At mBank , we won’t have a chance to get rid of debt ahead of schedule, but the APRC is at 11% and does not require a guarantor.
BNP Paribas offers its customers a loan that does not require a guarantor, with the option of early repayment, with an APRC above 11%, but with the need to provide a statement of earnings and mandatory opening of a personal account.
APRC in Credite Agricole’s offer reaches 13%, however without a fixed income certificate, but no guarantor is required. There is also a possibility of early repayment.
These are just some of the offers available on the market. You should consult your credit counselor about them. He can examine our ability without sending inquiries to the bank, and hence will match the most favorable proposal.
The most important information about a consolidation loan is that the consolidation loan is not free. He does not treat the symptoms of financial difficulties, but only the effects. Troubles can come back like a boomerang, if we do not change our consumer behavior and do not verify our monthly expenses in detail.

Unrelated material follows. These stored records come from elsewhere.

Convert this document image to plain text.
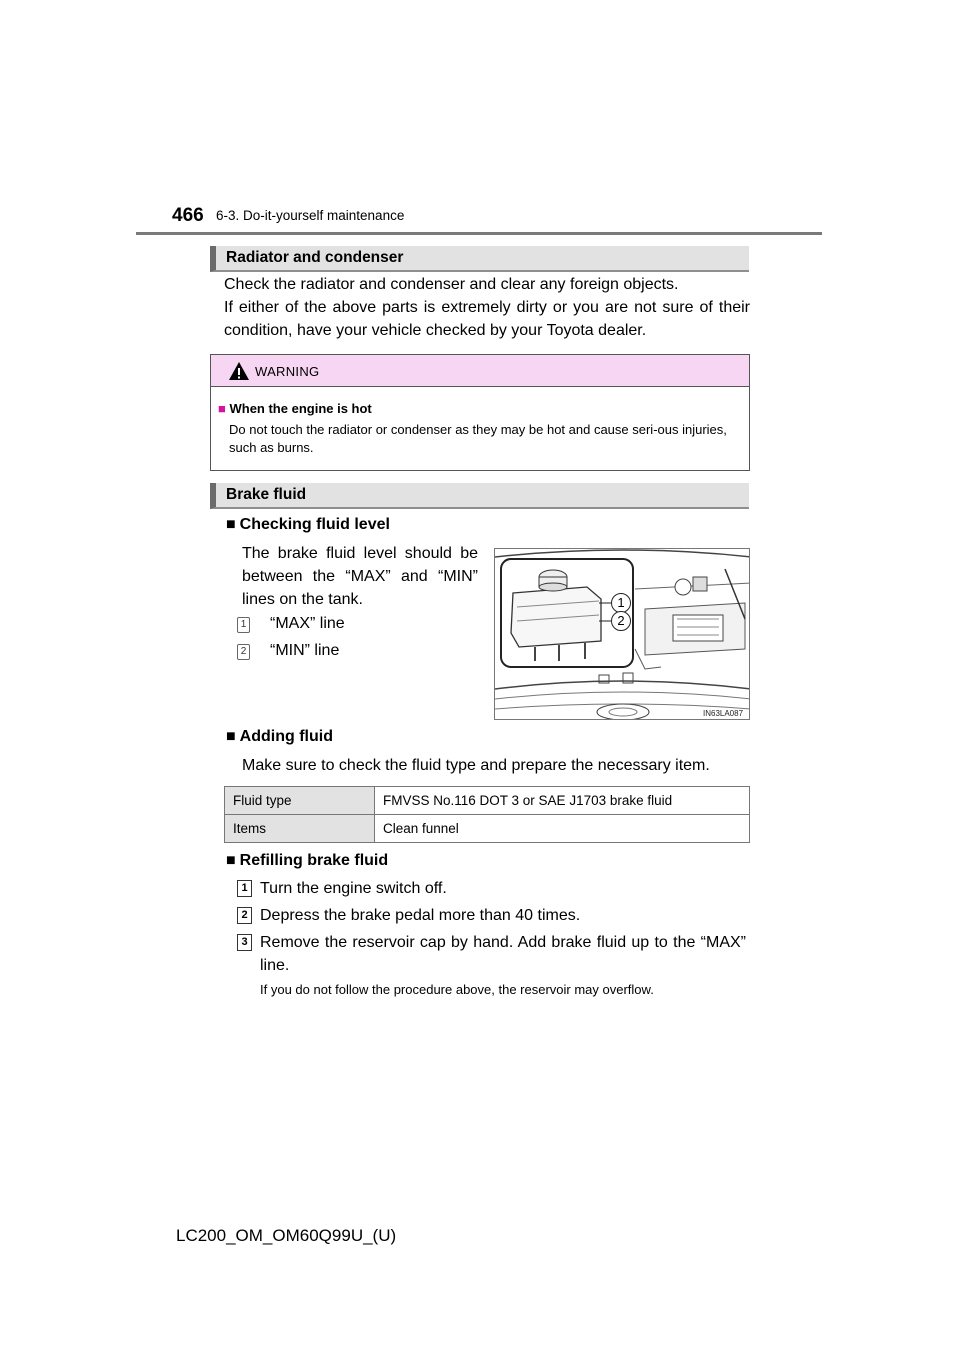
466 6-3. Do-it-yourself maintenance
Radiator and condenser
Check the radiator and condenser and clear any foreign objects.
If either of the above parts is extremely dirty or you are not sure of their condition, have your vehicle checked by your Toyota dealer.
WARNING
■ When the engine is hot
Do not touch the radiator or condenser as they may be hot and cause seri-ous injuries, such as burns.
Brake fluid
■ Checking fluid level
The brake fluid level should be between the “MAX” and “MIN” lines on the tank.
1 “MAX” line
2 “MIN” line
1
2
IN63LA087
■ Adding fluid
Make sure to check the fluid type and prepare the necessary item.
Fluid type	FMVSS No.116 DOT 3 or SAE J1703 brake fluid
Items	Clean funnel
■ Refilling brake fluid
1 Turn the engine switch off.
2 Depress the brake pedal more than 40 times.
3 Remove the reservoir cap by hand. Add brake fluid up to the “MAX” line.
If you do not follow the procedure above, the reservoir may overflow.
LC200_OM_OM60Q99U_(U)
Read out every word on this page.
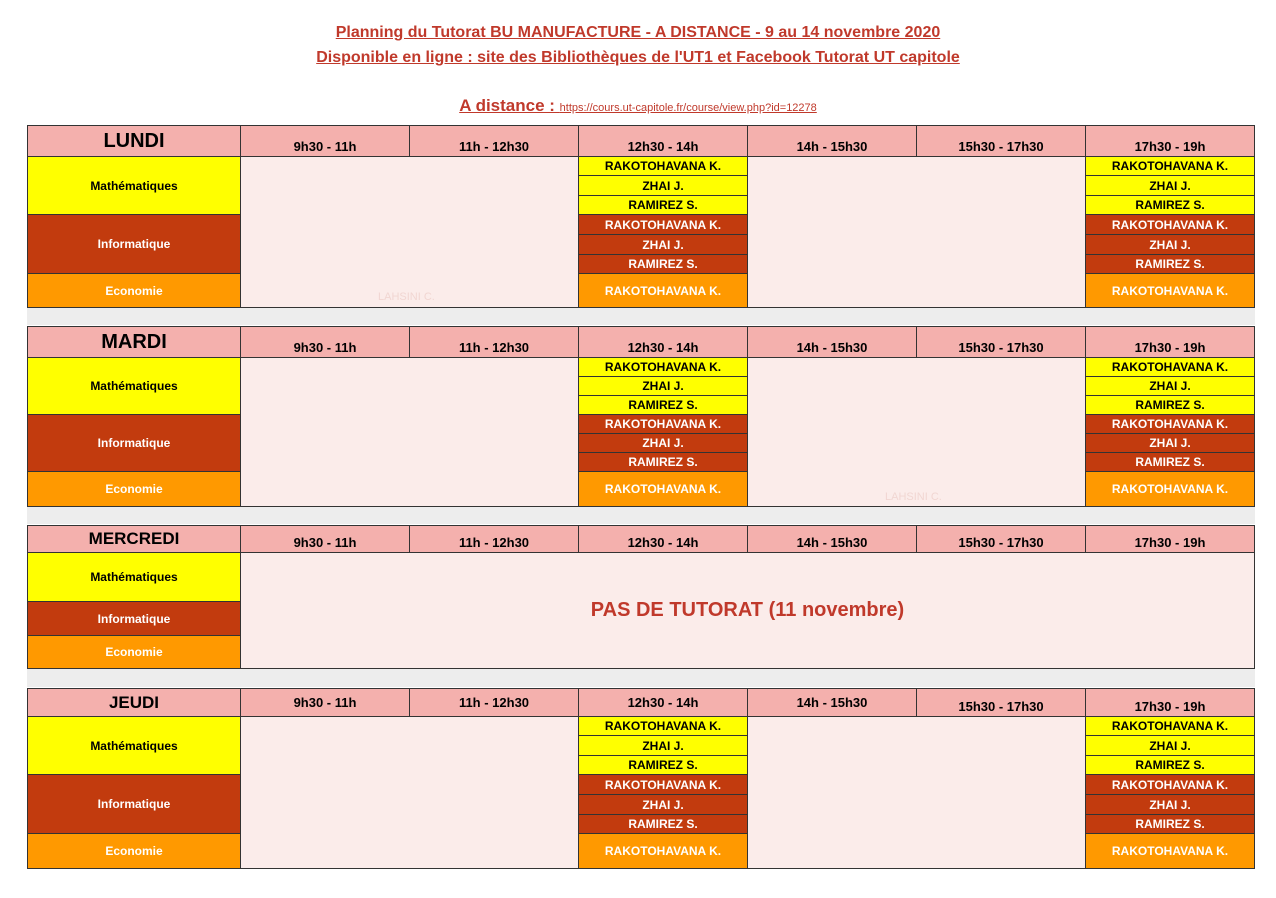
Planning du Tutorat BU MANUFACTURE - A DISTANCE - 9 au 14 novembre 2020
Disponible en ligne : site des Bibliothèques de l'UT1 et Facebook Tutorat UT capitole
A distance : https://cours.ut-capitole.fr/course/view.php?id=12278
LUNDI	9h30 - 11h	11h - 12h30	12h30 - 14h	14h - 15h30	15h30 - 17h30	17h30 - 19h
Mathématiques			RAKOTOHAVANA K.			RAKOTOHAVANA K.
			ZHAI J.			ZHAI J.
			RAMIREZ S.			RAMIREZ S.
Informatique			RAKOTOHAVANA K.			RAKOTOHAVANA K.
			ZHAI J.			ZHAI J.
			RAMIREZ S.			RAMIREZ S.
Economie			RAKOTOHAVANA K.			RAKOTOHAVANA K.
LAHSINI C.
MARDI	9h30 - 11h	11h - 12h30	12h30 - 14h	14h - 15h30	15h30 - 17h30	17h30 - 19h
Mathématiques			RAKOTOHAVANA K.			RAKOTOHAVANA K.
			ZHAI J.			ZHAI J.
			RAMIREZ S.			RAMIREZ S.
Informatique			RAKOTOHAVANA K.			RAKOTOHAVANA K.
			ZHAI J.			ZHAI J.
			RAMIREZ S.			RAMIREZ S.
Economie			RAKOTOHAVANA K.			RAKOTOHAVANA K.
LAHSINI C.
MERCREDI	9h30 - 11h	11h - 12h30	12h30 - 14h	14h - 15h30	15h30 - 17h30	17h30 - 19h
Mathématiques	PAS DE TUTORAT (11 novembre)					
Informatique						
Economie						
JEUDI	9h30 - 11h	11h - 12h30	12h30 - 14h	14h - 15h30	15h30 - 17h30	17h30 - 19h
Mathématiques			RAKOTOHAVANA K.			RAKOTOHAVANA K.
			ZHAI J.			ZHAI J.
			RAMIREZ S.			RAMIREZ S.
Informatique			RAKOTOHAVANA K.			RAKOTOHAVANA K.
			ZHAI J.			ZHAI J.
			RAMIREZ S.			RAMIREZ S.
Economie			RAKOTOHAVANA K.			RAKOTOHAVANA K.
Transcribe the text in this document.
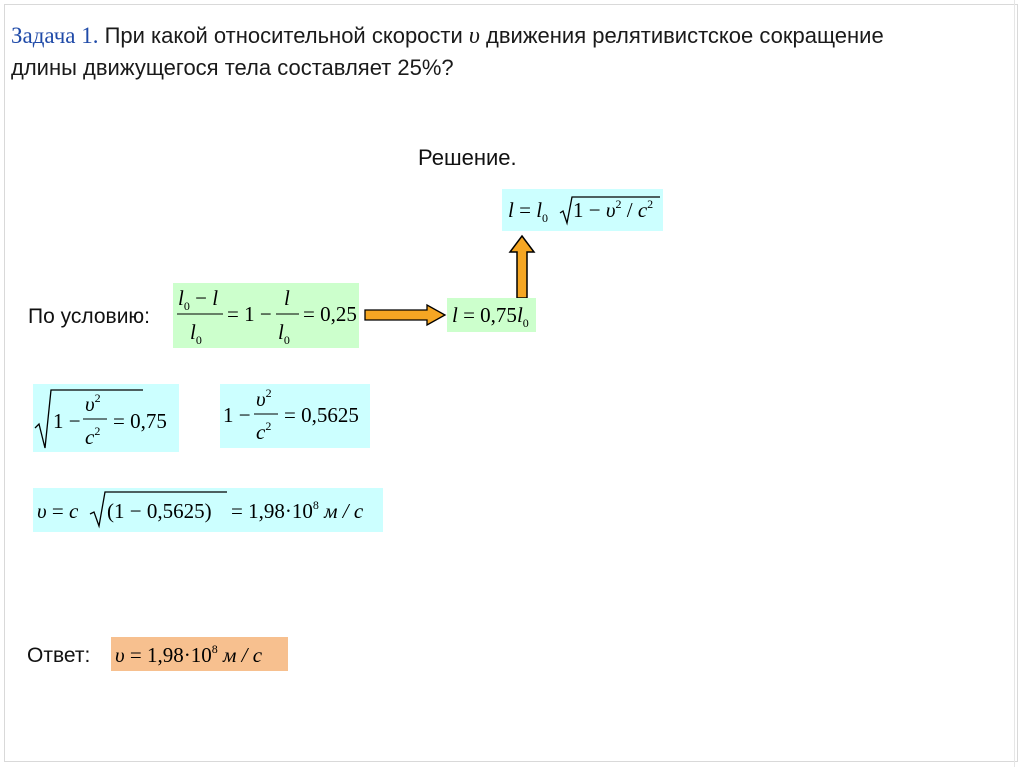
Задача 1. При какой относительной скорости υ движения релятивистское сокращение
длины движущегося тела составляет 25%?
Решение.
$l = l_0$ $1 - \upsilon^2 / c^2$
По условию:
$l_0 - l$
$l_0$
= 1 −
l
$l_0$
= 0,25	$l = 0,75l_0$
1 −
$\upsilon^2$
$c^2 = 0,75$	1 −
$\upsilon^2$
$c^2 = 0,5625$
υ = c $(1 - 0,5625) = 1,98\cdot 10^8$ м / с
Ответ: $\upsilon = 1,98\cdot 10^8$ м / с
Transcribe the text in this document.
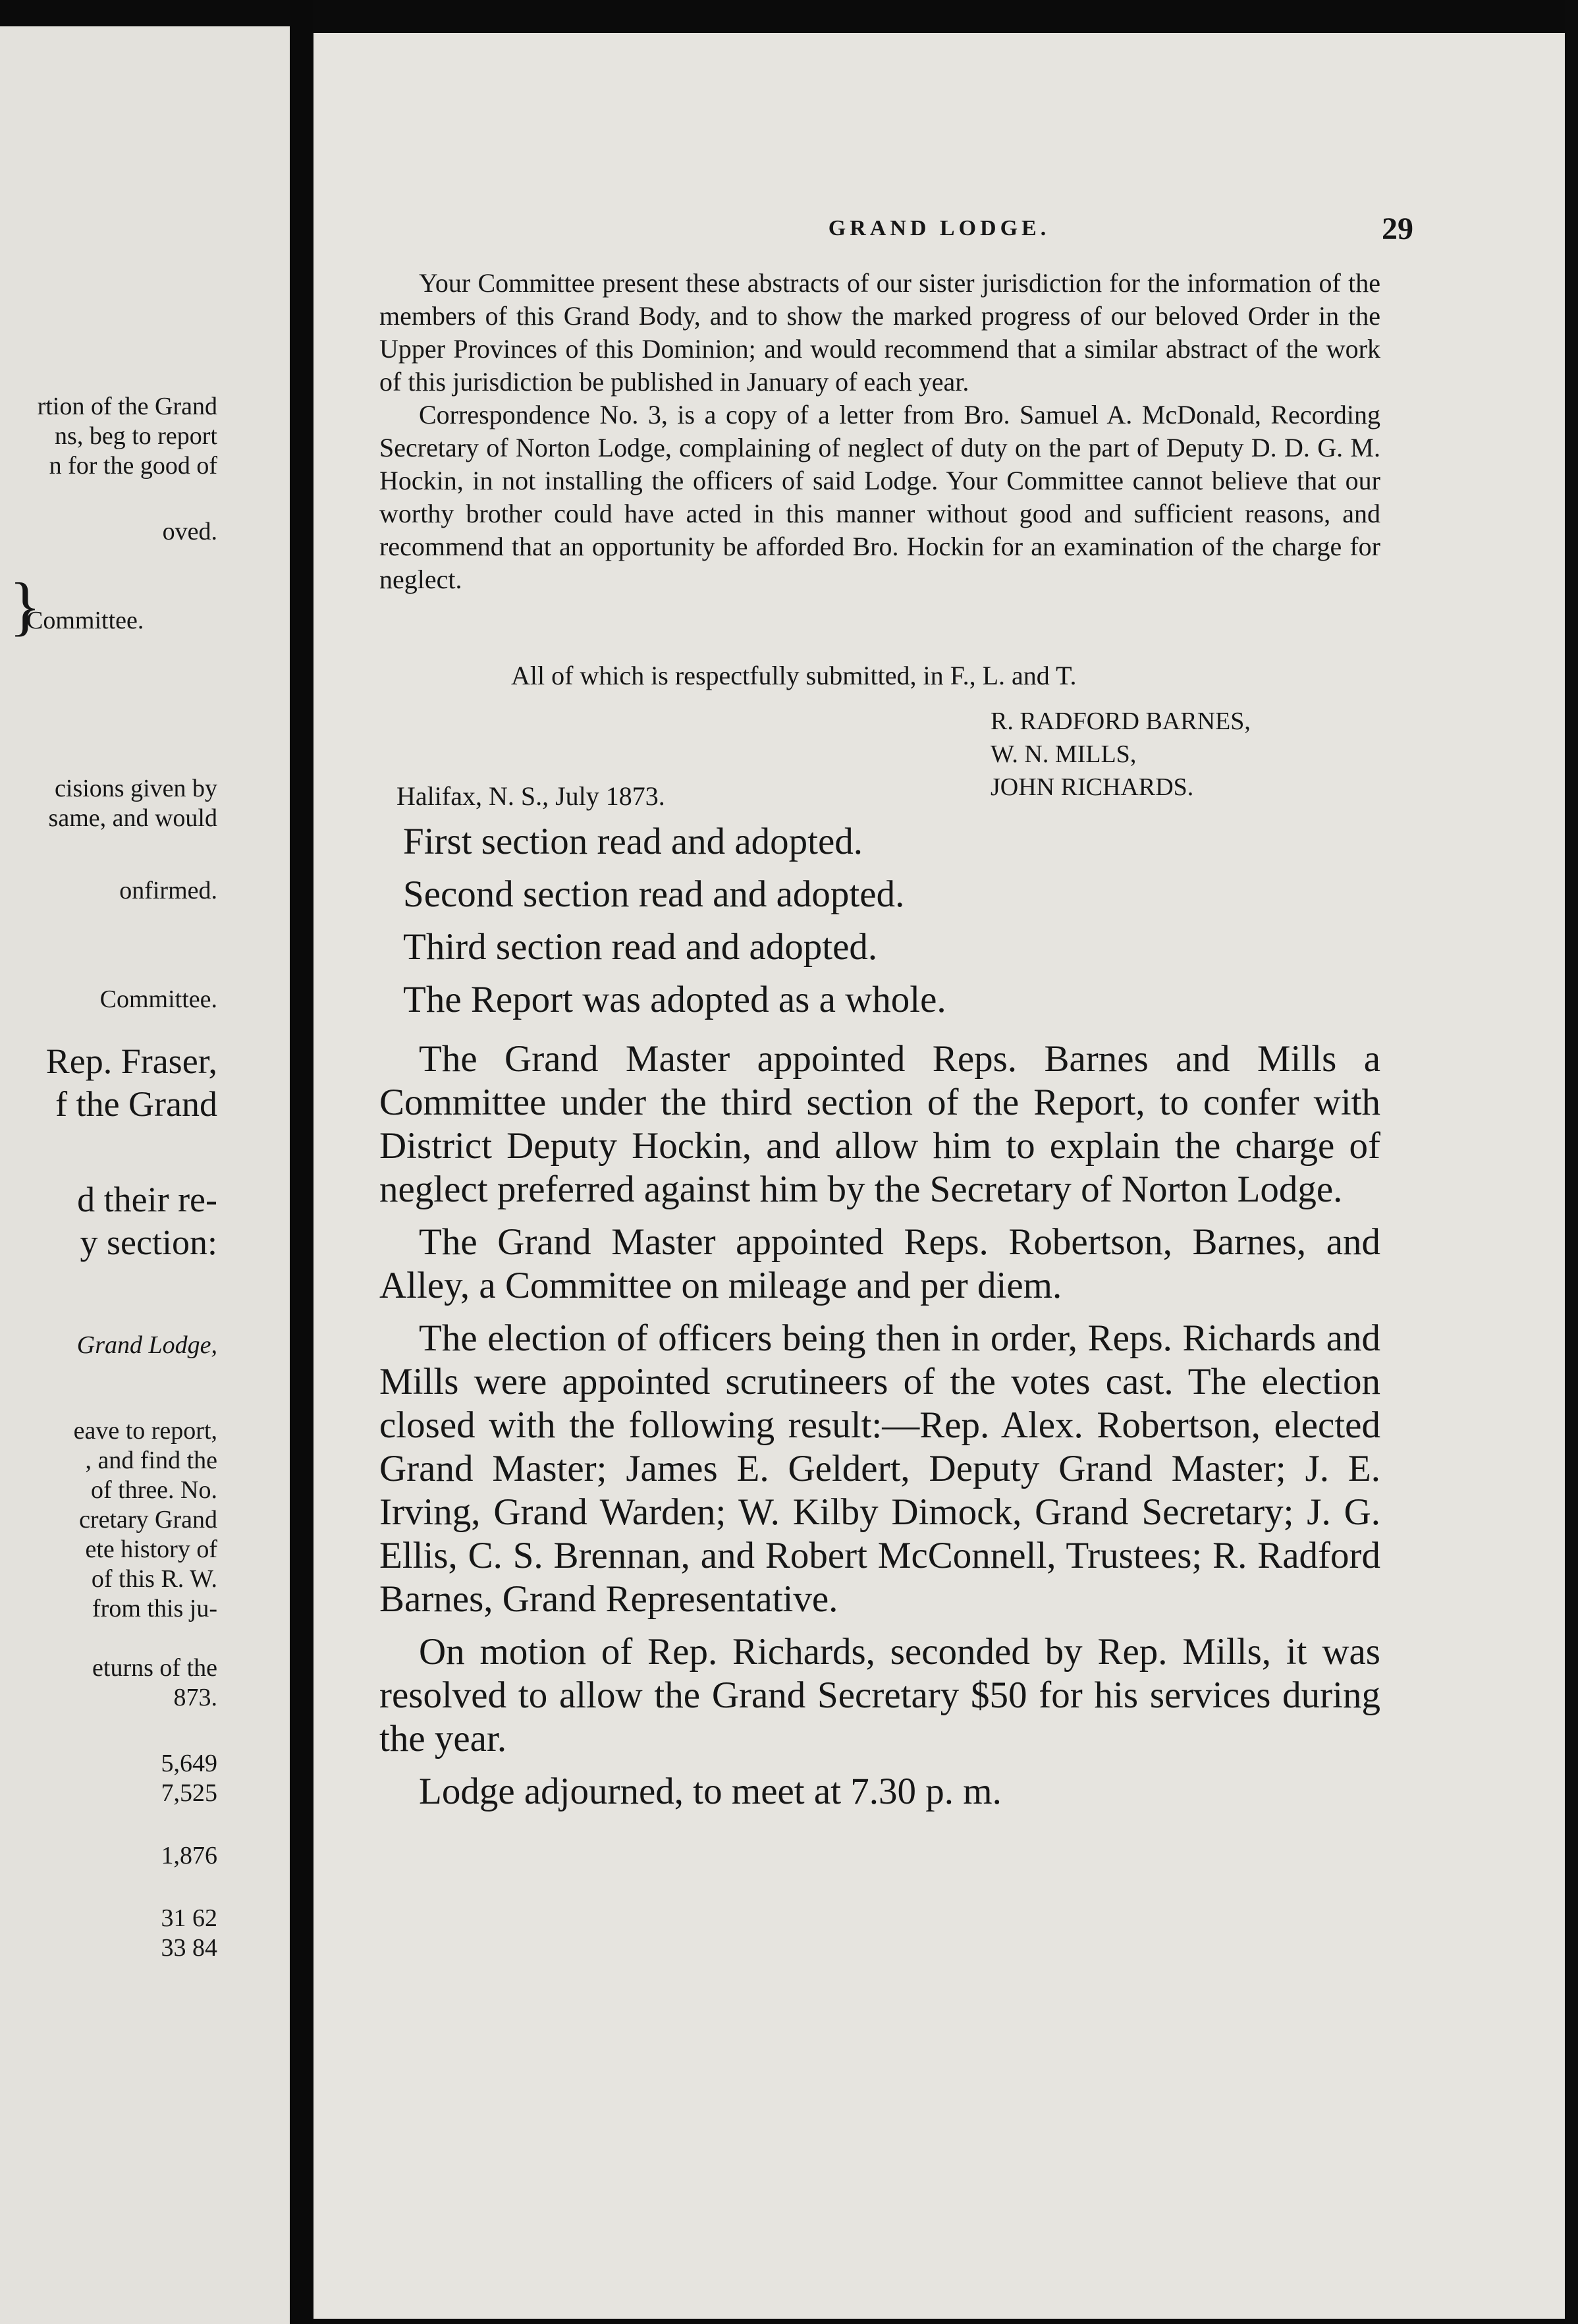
rtion of the Grand
ns, beg to report
n for the good of
oved.
Committee.
cisions given by
same, and would
onfirmed.
Committee.
Rep. Fraser,
f the Grand
d their re-
y section:
Grand Lodge,
eave to report,
, and find the
of three. No.
cretary Grand
ete history of
of this R. W.
from this ju-
eturns of the
873.
5,649
7,525
1,876
31 62
33 84
}
GRAND LODGE.	29

Your Committee present these abstracts of our sister jurisdiction for the information of the members of this Grand Body, and to show the marked progress of our beloved Order in the Upper Provinces of this Dominion; and would recommend that a similar abstract of the work of this jurisdiction be published in January of each year.

Correspondence No. 3, is a copy of a letter from Bro. Samuel A. McDonald, Recording Secretary of Norton Lodge, complaining of neglect of duty on the part of Deputy D. D. G. M. Hockin, in not installing the officers of said Lodge. Your Committee cannot believe that our worthy brother could have acted in this manner without good and sufficient reasons, and recommend that an opportunity be afforded Bro. Hockin for an examination of the charge for neglect.

All of which is respectfully submitted, in F., L. and T.
R. RADFORD BARNES,
W. N. MILLS,
JOHN RICHARDS.
Halifax, N. S., July 1873.
First section read and adopted.
Second section read and adopted.
Third section read and adopted.
The Report was adopted as a whole.

The Grand Master appointed Reps. Barnes and Mills a Committee under the third section of the Report, to confer with District Deputy Hockin, and allow him to explain the charge of neglect preferred against him by the Secretary of Norton Lodge.

The Grand Master appointed Reps. Robertson, Barnes, and Alley, a Committee on mileage and per diem.

The election of officers being then in order, Reps. Richards and Mills were appointed scrutineers of the votes cast. The election closed with the following result:—Rep. Alex. Robertson, elected Grand Master; James E. Geldert, Deputy Grand Master; J. E. Irving, Grand Warden; W. Kilby Dimock, Grand Secretary; J. G. Ellis, C. S. Brennan, and Robert McConnell, Trustees; R. Radford Barnes, Grand Representative.

On motion of Rep. Richards, seconded by Rep. Mills, it was resolved to allow the Grand Secretary $50 for his services during the year.

Lodge adjourned, to meet at 7.30 p. m.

Loan consolidation calculator
I advise you to be careful when using the consolidation loan calculators. This type of product is treated extremely individually by banks and does not fall under standard procedures. A meeting with an advisor who will analyze our financial situation, verify receipts and monthly charges, which will allow us to find an offer tailored to our needs, may be a more favorable solution for us.
Credit is not a toy. It’s a serious commitment, so don’t take it lightly. Measure your strengths and assess your risk well. Don’t be fooled by optimistic ads in which repayment seems light, easy and pleasant. Of course, loans are for people and they make life easier, but it is worth having the back of your mind that the bank earns the most and we will have to bear these costs.